A exterogestação está à toda por aqui, fazendo com que a gente passe o tempo todo em simbiose. Os dias passam em um looping. Amamento em livre demanda, e ela costuma pedir pra mamar mais ou menos a cada 3h. As mamadas são longas, de 45 min à 1h. A janela dela acordada é de cerca de 1h30 e ela tem tido dificuldade para dormir durante o dia, o que faz com que eu passe a maior parte do tempo que não é na mamada tentando fazer ela dormir, embalando ou dando colo. Apenas nos últimos dias consegui colocar ela no berço em alguns momentos, por cerca de 30min. O sling tem sido uma salvação - quando quero que ela durma rápido, coloco ela nele e parece um sonífero. Dizem que no sling os bebês sentem a pele e o som do coração e isso ajuda a tranquiliza-los. Por aqui funciona muito mesmo e é um dos itens que mais recomendo para as mamães incluírem no enxoval.
Ela dorme, acorda, troco fralda, às vezes, nem sempre, sobra uns minutinhos para conversarmos ou brincarmos um pouco e já é hora de mamar de novo. Optamos por não dar mamadeira ainda, então ela só mama no peito mesmo. O ciclo vai se repetindo e é totalmente dependente de mim.
Eu não estou achando isso ruim. Acho bem especial, na verdade. Saber o quanto eu sou importante para a Pipa me faz sentir importante. Ela me faz importante. Ela me faz mãe. E eu faço dela filha. Nós duas nos construímos subjetivamente como sujeitos.
Ainda assim, é extremamente cansativo e fica muito claro como com essa entrega toda, outras coisas faltam. A doação total ao bebê nesse início faz com que todo o resto - minha individualidade, meu casamento, meu trabalho e todas as outras pessoas na minha vida, sejam secundários.
Sinto falta dos meus momentos: da terapia semanal (em 2 meses, consegui fazer só duas sessões), dos exercícios físicos, das idas ao centro espírita, dos encontros com amigas, dos cochilos depois do almoço, das noites de sono ininterruptas, de fazer as unhas e uma escova no cabelo, de tomar um café quente e com calma, de poder sentar e escrever o tempo que eu quiser. Praticamente não poder ter esses momentos faz com que abastecer o meu tanque de combustível, repor a minha energia, que está tão em falta, seja ainda mais difícil.
Sinto falta também dos momentos de casal, de jantarmos com calma e juntos, de assistirmos uma série no sofá antes de dormir, de treinarmos juntos, de planejarmos viagens, de ficarmos apenas na companhia um do outro, sem grandes compromissos. Não termos esses momentos e sermos dois adultos permanentemente cansados faz com que discussões bobas aconteçam e que aquela sintonia que tínhamos às vezes suma. O puerpério me parece um grande desafio para qualquer casamento.
Tem dias que a casa fica um caos. Que eu fico um caos. Que a Felipa não dorme nada ou só quer colo. Que eu não tiro o pijama nem lavo o rosto. Que só como comida fria e em horários alternativos. Que eu planejava lavar roupa, arrumar a casa, escrever, ler, e nada disso pode acontecer pois a demanda dela é prioridade e maior que tudo isso. Que o cabelo está sujo e não dá tempo de lavar. Que eu não consigo nem conversar ou interagir com ela pois estou exausta. Dias que tenho dificuldade de me reconhecer, que me sinto derrotada, uma péssima mãe e que o caos reina.

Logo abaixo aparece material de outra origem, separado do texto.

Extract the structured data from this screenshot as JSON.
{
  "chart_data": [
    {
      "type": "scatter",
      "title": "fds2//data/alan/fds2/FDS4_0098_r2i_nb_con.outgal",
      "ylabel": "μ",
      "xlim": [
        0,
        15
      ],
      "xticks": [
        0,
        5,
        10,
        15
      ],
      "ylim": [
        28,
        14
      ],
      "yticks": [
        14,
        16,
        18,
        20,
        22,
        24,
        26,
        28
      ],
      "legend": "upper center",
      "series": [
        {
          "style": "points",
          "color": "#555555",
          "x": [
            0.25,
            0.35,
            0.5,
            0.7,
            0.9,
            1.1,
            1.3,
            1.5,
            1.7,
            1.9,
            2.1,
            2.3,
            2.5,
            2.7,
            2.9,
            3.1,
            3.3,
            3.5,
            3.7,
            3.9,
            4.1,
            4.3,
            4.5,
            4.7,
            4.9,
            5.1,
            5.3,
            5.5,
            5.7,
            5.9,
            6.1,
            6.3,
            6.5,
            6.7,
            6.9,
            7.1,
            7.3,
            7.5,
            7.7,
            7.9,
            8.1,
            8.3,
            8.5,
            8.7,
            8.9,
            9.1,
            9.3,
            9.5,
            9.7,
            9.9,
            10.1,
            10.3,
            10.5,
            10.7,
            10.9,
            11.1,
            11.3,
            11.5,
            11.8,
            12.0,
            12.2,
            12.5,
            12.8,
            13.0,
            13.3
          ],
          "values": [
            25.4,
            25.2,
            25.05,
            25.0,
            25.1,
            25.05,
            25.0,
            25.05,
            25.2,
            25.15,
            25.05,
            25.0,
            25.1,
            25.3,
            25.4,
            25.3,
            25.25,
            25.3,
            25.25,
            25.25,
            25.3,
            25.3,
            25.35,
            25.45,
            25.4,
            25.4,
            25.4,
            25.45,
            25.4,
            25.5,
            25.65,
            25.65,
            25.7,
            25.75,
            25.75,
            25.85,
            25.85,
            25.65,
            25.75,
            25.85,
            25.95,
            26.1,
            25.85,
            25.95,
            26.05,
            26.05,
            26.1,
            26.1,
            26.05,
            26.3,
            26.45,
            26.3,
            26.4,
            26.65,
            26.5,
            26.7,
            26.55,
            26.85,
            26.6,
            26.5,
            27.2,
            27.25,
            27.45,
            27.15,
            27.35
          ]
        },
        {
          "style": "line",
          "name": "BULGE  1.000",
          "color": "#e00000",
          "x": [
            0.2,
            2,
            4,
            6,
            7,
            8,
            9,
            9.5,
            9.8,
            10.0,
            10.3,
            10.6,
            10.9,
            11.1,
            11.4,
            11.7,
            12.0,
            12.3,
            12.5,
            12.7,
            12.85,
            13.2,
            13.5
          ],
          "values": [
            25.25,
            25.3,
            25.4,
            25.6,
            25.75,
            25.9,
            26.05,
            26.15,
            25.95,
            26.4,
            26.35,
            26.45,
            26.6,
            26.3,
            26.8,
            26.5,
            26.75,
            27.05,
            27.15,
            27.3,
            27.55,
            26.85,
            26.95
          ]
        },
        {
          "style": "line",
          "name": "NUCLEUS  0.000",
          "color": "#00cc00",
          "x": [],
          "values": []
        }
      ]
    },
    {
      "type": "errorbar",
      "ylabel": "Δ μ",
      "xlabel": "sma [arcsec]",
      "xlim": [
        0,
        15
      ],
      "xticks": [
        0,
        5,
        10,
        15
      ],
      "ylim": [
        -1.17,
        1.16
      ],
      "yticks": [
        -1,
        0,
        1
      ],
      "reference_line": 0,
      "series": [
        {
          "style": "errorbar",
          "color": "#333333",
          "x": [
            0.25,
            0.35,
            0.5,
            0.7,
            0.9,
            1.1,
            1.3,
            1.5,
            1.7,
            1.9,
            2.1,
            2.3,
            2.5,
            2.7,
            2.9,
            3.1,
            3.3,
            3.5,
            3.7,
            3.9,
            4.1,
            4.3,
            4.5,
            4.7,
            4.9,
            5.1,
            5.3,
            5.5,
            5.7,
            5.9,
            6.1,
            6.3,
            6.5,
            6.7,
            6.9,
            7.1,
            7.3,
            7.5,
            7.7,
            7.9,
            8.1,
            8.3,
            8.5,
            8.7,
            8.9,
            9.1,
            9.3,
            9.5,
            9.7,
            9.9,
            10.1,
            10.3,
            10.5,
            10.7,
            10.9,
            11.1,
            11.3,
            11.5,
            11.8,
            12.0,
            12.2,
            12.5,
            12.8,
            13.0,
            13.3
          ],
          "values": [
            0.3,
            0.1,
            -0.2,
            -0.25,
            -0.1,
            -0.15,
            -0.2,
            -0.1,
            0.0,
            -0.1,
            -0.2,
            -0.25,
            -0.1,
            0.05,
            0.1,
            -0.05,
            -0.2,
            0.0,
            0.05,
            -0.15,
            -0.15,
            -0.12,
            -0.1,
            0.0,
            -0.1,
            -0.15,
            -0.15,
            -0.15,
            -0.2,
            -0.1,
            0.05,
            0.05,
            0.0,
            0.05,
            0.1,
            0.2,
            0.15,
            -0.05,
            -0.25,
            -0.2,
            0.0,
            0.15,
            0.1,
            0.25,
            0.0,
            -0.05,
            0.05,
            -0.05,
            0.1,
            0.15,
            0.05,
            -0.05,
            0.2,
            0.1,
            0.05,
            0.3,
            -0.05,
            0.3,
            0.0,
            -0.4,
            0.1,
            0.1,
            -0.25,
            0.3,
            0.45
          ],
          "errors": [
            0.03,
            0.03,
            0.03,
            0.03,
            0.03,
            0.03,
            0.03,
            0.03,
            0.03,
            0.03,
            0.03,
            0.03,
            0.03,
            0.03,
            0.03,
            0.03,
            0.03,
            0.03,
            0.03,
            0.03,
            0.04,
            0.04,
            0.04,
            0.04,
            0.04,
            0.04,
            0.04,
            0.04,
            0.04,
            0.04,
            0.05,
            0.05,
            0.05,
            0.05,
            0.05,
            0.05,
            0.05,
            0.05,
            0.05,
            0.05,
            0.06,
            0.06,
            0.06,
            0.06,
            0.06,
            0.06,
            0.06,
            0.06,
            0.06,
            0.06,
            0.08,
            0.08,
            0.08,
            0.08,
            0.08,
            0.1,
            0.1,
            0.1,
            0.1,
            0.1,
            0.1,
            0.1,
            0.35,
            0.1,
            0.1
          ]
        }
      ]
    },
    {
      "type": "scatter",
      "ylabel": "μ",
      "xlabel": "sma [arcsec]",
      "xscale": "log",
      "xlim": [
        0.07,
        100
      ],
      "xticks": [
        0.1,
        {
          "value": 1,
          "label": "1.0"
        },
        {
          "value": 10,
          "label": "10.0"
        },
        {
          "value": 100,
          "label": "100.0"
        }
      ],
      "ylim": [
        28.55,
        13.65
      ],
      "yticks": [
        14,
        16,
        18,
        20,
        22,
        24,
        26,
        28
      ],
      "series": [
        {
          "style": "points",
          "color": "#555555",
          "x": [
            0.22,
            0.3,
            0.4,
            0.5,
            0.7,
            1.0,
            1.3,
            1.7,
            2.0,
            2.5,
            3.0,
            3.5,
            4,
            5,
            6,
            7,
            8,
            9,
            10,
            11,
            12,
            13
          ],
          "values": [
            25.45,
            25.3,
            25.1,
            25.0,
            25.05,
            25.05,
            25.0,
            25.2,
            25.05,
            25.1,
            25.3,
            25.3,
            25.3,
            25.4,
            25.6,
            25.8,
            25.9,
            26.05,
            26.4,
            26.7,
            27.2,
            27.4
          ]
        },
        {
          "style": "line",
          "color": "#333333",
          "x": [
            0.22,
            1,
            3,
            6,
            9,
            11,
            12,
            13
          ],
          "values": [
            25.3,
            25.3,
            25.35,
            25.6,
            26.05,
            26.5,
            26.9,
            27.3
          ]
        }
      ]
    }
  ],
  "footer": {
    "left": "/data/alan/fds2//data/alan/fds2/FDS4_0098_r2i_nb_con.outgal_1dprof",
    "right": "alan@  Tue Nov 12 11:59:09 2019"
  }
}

Mas, ainda bem, tem dias que eu acordo de manhã disposta, normalmente após noites em que ela dorme bem e acorda uma vez só, que felizmente estão se tornando mais comuns (e nesse ponto sei que ela anda mandando bem, já que muitos bebês da mesma idade acordam muito mais). Consigo minimamente me ajeitar, arrumar os cabelos (às vezes até estar com ele limpo e solto, vejam só rsrs), fazer skincare, colocar uma roupa limpa, comer comida fresca e quente em horários razoáveis. Dias em que ela faz boas sonecas e até dorme no berço e que sobra um tempinho pra mim. Recentemente consegui até começar a me exercitar devagarinho, indo na esteira do prédio enquanto o Thiago fica com ela. Dias em que me sinto eu, que me sinto realizada, uma ótima mãe e que a paz reina.
Há poucas semanas esses dias de paz eram raros, aconteciam 1 ou 2 vezes na semana.
Agora, eles estão se tornando mais frequentes, acho que talvez metade deles já sejam assim.









Nos dias difíceis, eu em geral me sinto exaurida como nunca me senti antes. Às vezes falta energia até pra comer - vocês já estiveram tão cansados que, mesmo com fome, mastigar parece muito esforço? Pois é, eu sim. Nesses momentos eu acho que não vou aguentar. Mas aí me apego no simples mantra do vai passar. E sei que vou sentir saudade de ter ela pequenininha no meu colo, de mamar tanto, de sermos tanto, só e apenas, nós. Essa unidade me faz feliz. Tento aproveitar esse agora, por mais que ele seja tão cansativo, sem ficar esperando chegar em um futuro que com certeza apresentará outros desafios.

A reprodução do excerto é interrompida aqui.